Glockenblumen im Garten: Standort, Pflege und Vermehrung leicht gemacht
Glockenblumen gehören zu den vielseitigsten Stauden, die du in deinen Garten holen kannst. Mit über 300 Arten findest du für praktisch jeden Standort die passende Sorte, egal ob vollsonniges Beet, schattiger Gehölzrand oder sonniger Balkon. Ihre glockenförmigen Blüten in Weiß, Blau, Violett und Rosa ziehen den ganzen Sommer über Bienen und Schmetterlinge an und sorgen für wochenlange Blütenpracht. In diesem Ratgeber erfährst du, welche Sorten sich für welchen Platz eignen, wie die Aussaat gelingt und worauf du bei Pflege und Vermehrung achten solltest.
Das Wichtigste in Kürze
- Glockenblumen (botanisch Campanula) blühen je nach Art zwischen Mai und September und vertragen Standorte von vollsonnig bis schattig
- Der ideale Boden ist durchlässig und humos, mit einem pH-Wert zwischen 6,0 und 7,5
- Die Aussaat gelingt im Frühjahr (März bis April), im Sommer (Juni bis Juli) oder im Herbst (August bis September), je nach Art
- Glockenblumensamen sind Lichtkeimer und dürfen deshalb höchstens 0,5 cm tief in die Erde
- Staunässe ist der größte Feind aller Glockenblumen und sollte in Beet und Kübel unbedingt vermieden werden
- Verblühte Blütenstände regelmäßig abschneiden verlängert die Blütezeit deutlich
- Die Vermehrung gelingt sortenecht durch Teilung im Frühjahr oder Herbst oder durch Kopfstecklinge
Die besten Sorten für jeden Standort
Bevor du loslegst, lohnt sich ein Blick auf die Sortenvielfalt. Glockenblumen unterscheiden sich grundsätzlich in zwei Wuchsformen: aufrecht wachsende Arten und polsterbildende, teppichartige Arten. Beide haben ihre eigenen Stärken im Garten.

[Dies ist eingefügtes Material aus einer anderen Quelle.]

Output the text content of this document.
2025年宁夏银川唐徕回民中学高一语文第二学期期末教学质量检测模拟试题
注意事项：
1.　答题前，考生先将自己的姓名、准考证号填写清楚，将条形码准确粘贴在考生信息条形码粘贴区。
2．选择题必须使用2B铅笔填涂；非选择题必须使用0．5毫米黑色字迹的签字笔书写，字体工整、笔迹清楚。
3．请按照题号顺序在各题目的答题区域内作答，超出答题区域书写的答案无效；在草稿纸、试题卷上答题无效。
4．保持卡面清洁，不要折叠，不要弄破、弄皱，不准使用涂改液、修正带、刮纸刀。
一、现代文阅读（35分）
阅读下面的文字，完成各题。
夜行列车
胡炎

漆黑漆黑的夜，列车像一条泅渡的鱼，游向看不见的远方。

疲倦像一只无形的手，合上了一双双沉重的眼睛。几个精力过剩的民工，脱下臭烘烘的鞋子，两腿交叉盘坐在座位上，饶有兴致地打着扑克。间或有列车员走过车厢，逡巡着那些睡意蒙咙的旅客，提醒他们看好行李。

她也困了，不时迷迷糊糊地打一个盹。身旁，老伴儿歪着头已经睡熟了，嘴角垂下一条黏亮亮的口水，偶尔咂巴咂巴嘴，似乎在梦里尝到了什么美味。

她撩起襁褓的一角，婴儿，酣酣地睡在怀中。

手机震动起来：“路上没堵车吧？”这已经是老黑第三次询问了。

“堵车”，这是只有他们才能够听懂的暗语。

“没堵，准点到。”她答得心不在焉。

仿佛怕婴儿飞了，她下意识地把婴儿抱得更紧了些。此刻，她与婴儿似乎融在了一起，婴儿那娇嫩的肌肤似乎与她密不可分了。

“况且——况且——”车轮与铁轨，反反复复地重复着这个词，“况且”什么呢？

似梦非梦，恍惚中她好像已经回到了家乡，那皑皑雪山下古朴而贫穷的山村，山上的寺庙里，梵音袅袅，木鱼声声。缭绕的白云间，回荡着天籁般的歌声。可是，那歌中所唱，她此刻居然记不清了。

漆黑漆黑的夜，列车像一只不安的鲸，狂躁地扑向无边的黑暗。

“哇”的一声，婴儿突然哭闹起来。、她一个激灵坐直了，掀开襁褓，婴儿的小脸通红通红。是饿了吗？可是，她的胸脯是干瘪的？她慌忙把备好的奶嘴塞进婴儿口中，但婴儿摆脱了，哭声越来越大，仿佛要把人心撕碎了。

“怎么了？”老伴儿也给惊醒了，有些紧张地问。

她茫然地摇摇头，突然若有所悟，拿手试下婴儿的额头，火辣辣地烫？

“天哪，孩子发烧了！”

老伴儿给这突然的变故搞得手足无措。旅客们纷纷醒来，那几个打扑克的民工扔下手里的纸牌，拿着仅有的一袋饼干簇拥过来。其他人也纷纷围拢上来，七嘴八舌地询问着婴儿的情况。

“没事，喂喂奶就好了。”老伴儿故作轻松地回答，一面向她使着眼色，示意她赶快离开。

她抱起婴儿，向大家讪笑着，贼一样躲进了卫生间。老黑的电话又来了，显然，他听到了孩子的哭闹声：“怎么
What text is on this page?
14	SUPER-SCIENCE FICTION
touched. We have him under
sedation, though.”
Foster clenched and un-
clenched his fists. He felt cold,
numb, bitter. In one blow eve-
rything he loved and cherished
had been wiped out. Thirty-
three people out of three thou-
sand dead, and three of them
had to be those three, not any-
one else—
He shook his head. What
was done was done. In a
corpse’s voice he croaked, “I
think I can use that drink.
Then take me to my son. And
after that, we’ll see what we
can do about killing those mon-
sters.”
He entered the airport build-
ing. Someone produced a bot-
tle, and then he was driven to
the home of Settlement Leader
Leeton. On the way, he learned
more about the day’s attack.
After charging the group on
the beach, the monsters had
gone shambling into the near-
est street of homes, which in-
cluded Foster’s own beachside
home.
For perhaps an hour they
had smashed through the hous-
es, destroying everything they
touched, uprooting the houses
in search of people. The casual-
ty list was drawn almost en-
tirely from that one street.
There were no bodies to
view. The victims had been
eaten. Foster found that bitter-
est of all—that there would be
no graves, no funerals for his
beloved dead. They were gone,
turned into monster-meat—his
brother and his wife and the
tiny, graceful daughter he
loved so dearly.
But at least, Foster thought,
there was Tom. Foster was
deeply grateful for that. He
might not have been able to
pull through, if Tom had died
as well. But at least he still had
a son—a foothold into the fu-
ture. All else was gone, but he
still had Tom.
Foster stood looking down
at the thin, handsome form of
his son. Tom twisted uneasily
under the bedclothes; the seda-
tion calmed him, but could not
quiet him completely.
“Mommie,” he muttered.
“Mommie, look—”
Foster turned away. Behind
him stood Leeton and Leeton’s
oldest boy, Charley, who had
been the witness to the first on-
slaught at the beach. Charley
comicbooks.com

Für sonnige Beete eignet sich die Pfirsichblättrige Glockenblume (Campanula persicifolia) besonders gut. Sie wird 60 bis 90 cm hoch und ist ein Klassiker im Bauerngarten. Beliebte Sorten sind 'Grandiflora Coerulea' in Blauviolett und 'Alba' in reinem Weiß. Auch die Marienglockenblume (Campanula medium) gehört hierher: Sie ist zweijährig, bildet im ersten Jahr nur eine Blattrosette und zeigt im zweiten Jahr ihre großen, perfekt glockenförmigen Blüten. Sie eignet sich hervorragend als Schnittblume.
Für Steingärten und trockene, kalkhaltige Standorte ist die Karpaten-Glockenblume (Campanula carpatica) die erste Wahl. Sie bleibt niedrig, bildet Polster und kommt mit wenig Wasser aus.
Für halbschattige bis schattige Plätze, etwa unter Bäumen oder am Gehölzrand, empfiehlt sich die Waldglockenblume. Sie braucht keine direkte Sonne und wächst zufrieden auf lockerem Waldboden. Auch die Punktierte Glockenblume fühlt sich hier wohl, breitet sich aber stark aus. Plane für sie ruhig einen Quadratmeter ein, sonst wandert sie in Nachbarbeete.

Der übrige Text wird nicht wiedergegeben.